Inc. has an interesting story about how startup Distil Networks is attempting to detect bots online. This passage was particularly illuminating:
To determine who on the internet is real and who is fake, Distil’s system studies a range of variables. Does the actor’s cursor wander around the page like a person’s would, for example, or does it make a beeline for its target? When it clicks a button, does it press right in the center every time? Do its web browsing patterns across other web sites resemble those of a real person? After quickly collecting that data, the system uses a series of algorithms, strengthened over time by machine learning, to make a determination as to whether the actor is real or a bot. (source: It’s 10 A.M. Do You Know How Many Bots Have Influenced You Today? | Inc.com: https://www.inc.com/kevin-j-ryan/distil-networks-fights-malicious-online-bots.html)
This seems like a more promising method to me than much of the “bot spotting” tools and techniques typically found online. These usually focus on Twitter and in particular aspects of an account’s pattern of tweets and other characteristics.
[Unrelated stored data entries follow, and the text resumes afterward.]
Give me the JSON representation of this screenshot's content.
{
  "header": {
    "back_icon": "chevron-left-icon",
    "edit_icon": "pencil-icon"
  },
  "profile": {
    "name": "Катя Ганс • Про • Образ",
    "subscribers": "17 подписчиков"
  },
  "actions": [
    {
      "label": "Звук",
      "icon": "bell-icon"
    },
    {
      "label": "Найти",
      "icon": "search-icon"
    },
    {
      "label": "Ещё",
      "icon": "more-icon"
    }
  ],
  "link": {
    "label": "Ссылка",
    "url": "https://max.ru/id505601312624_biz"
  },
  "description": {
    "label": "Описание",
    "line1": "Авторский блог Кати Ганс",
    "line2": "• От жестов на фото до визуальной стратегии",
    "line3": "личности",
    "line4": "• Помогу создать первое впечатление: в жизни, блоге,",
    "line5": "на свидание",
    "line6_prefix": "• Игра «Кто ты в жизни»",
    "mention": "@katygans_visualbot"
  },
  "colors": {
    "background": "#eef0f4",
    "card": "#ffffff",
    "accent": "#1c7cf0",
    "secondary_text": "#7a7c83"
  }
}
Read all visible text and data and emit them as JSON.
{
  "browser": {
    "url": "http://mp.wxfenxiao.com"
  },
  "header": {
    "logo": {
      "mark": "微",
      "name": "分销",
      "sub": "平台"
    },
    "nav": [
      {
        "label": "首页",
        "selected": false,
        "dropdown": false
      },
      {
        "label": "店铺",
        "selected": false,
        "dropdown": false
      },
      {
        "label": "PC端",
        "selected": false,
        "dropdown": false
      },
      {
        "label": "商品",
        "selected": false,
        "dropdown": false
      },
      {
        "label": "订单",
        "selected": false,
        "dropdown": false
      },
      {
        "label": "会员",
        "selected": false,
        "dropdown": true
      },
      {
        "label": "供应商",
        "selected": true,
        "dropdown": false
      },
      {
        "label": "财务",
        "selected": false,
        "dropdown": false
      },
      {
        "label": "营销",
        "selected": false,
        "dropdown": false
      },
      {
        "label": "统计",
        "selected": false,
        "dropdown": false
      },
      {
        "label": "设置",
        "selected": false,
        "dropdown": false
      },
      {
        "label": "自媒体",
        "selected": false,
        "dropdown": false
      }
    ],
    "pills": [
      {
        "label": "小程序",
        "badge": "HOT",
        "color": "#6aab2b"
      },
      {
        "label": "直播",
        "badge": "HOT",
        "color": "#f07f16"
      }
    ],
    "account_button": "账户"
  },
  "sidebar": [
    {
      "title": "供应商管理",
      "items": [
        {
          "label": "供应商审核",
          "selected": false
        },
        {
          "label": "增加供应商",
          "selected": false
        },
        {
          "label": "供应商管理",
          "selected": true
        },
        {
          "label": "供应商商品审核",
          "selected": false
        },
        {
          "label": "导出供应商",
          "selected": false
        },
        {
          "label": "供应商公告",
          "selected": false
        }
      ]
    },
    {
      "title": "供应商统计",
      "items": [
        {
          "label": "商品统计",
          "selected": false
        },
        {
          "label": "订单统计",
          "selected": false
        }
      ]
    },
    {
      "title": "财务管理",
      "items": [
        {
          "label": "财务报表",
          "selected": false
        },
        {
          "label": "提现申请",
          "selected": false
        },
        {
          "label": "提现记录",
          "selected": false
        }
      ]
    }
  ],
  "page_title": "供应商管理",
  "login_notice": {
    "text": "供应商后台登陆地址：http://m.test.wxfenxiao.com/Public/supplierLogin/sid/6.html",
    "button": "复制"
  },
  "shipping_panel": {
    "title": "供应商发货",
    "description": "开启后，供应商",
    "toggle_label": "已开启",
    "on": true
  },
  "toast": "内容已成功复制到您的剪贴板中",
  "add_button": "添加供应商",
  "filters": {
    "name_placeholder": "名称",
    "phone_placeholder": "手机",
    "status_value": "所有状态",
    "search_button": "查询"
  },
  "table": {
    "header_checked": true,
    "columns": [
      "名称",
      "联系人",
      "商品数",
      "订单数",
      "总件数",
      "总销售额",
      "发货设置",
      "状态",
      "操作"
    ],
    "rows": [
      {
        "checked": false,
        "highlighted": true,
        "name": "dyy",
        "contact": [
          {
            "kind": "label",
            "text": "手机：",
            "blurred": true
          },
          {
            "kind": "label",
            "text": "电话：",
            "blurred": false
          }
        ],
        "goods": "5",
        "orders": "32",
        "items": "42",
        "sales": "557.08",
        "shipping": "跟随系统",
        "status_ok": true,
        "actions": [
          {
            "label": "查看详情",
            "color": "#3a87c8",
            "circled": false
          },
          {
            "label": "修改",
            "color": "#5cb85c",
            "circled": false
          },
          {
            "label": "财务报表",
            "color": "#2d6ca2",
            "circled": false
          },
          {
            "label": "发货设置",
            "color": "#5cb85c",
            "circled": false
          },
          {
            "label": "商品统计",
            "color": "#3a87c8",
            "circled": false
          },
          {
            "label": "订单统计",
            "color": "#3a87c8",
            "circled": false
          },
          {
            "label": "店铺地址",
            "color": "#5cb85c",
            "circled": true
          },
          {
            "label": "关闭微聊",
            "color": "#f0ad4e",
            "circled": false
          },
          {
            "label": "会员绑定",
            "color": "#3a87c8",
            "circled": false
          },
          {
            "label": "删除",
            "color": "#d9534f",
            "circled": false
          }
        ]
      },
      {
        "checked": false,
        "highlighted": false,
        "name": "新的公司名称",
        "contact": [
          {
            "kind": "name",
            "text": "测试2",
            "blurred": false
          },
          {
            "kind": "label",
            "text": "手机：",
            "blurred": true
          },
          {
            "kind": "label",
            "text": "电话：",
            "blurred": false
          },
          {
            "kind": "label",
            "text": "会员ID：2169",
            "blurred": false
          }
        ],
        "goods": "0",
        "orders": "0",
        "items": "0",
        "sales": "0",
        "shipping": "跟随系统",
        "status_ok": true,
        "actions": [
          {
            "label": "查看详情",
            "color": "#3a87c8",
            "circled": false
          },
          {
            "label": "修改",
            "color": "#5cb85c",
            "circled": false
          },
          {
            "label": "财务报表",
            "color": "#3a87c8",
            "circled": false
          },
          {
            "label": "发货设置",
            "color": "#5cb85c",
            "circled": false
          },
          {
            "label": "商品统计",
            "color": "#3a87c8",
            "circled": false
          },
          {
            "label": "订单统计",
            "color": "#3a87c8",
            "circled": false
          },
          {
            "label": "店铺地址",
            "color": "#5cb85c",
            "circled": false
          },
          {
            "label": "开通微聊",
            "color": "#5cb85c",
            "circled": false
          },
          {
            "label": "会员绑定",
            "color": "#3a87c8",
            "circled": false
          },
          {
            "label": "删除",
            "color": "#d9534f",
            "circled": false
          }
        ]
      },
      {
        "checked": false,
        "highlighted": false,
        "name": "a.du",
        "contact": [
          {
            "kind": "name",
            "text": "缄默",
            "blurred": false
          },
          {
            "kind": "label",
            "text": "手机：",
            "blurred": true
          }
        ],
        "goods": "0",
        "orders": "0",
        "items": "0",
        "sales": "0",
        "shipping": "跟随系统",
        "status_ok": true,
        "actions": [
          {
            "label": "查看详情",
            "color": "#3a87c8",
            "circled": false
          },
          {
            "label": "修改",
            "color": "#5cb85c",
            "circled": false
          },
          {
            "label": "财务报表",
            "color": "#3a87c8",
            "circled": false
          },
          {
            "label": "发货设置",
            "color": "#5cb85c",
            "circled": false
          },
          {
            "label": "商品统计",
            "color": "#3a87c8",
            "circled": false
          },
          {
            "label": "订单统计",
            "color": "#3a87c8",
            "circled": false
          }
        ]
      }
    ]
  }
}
These will include aspects of the profile (creation date, description, profile image, etc.) and tweets (e.g. rate of tweets, retweets vs. original tweets, etc.).
While these methods certainly do tag some actual bots, they do hold out the possibility of false positives. They can also be fooled by savvy bot creators who set up their profiles in a way that avoids characteristics known to trigger “bot spotters,” both human and algorithmic.
Of course, the other major drawback of much of the current “bot spotting” is its almost exclusive focus on Twitter. Bots are impacting other platforms now and this will only increase in the future. One way this does/will happen is through browser automation, using tools like Python’s Selenium library or even simple browser extensions like iMacros for Chrome. Being able to detect automated control of the browser, as Distil’s technology seems to do, will be crucial to spotting these kinds of bots.
Nonetheless, I still worry about false positives or what I think of as “bot shaming” or “cyborg shaming.” There are many legitimate uses on social media for bots and automation, including semi-automated tools that help individuals find, curate, and distribute more content than otherwise would have been possible. I think, for example, of my own use of Buffer to schedule tweets and even a simple twitter bot built on a Google Spreadsheet to post links to books related to my area of research. Just this semester, one of my students wrote a simple iMacros script to automate the process of search and saving snapshots of results on the TwXplorer tool. This is precisely the kind of activity that Distil’s tools would identify as bot behavior. But in the latter case, it is a creative use of automation by a student to improve his research efficiency for a class project.
At the end of the day, tools like those being developed by Distil can provide better means to detect bots. But ultimately, we will still need human judgement. And in applying that judgement, we should be cautious not to veer into bot hysteria.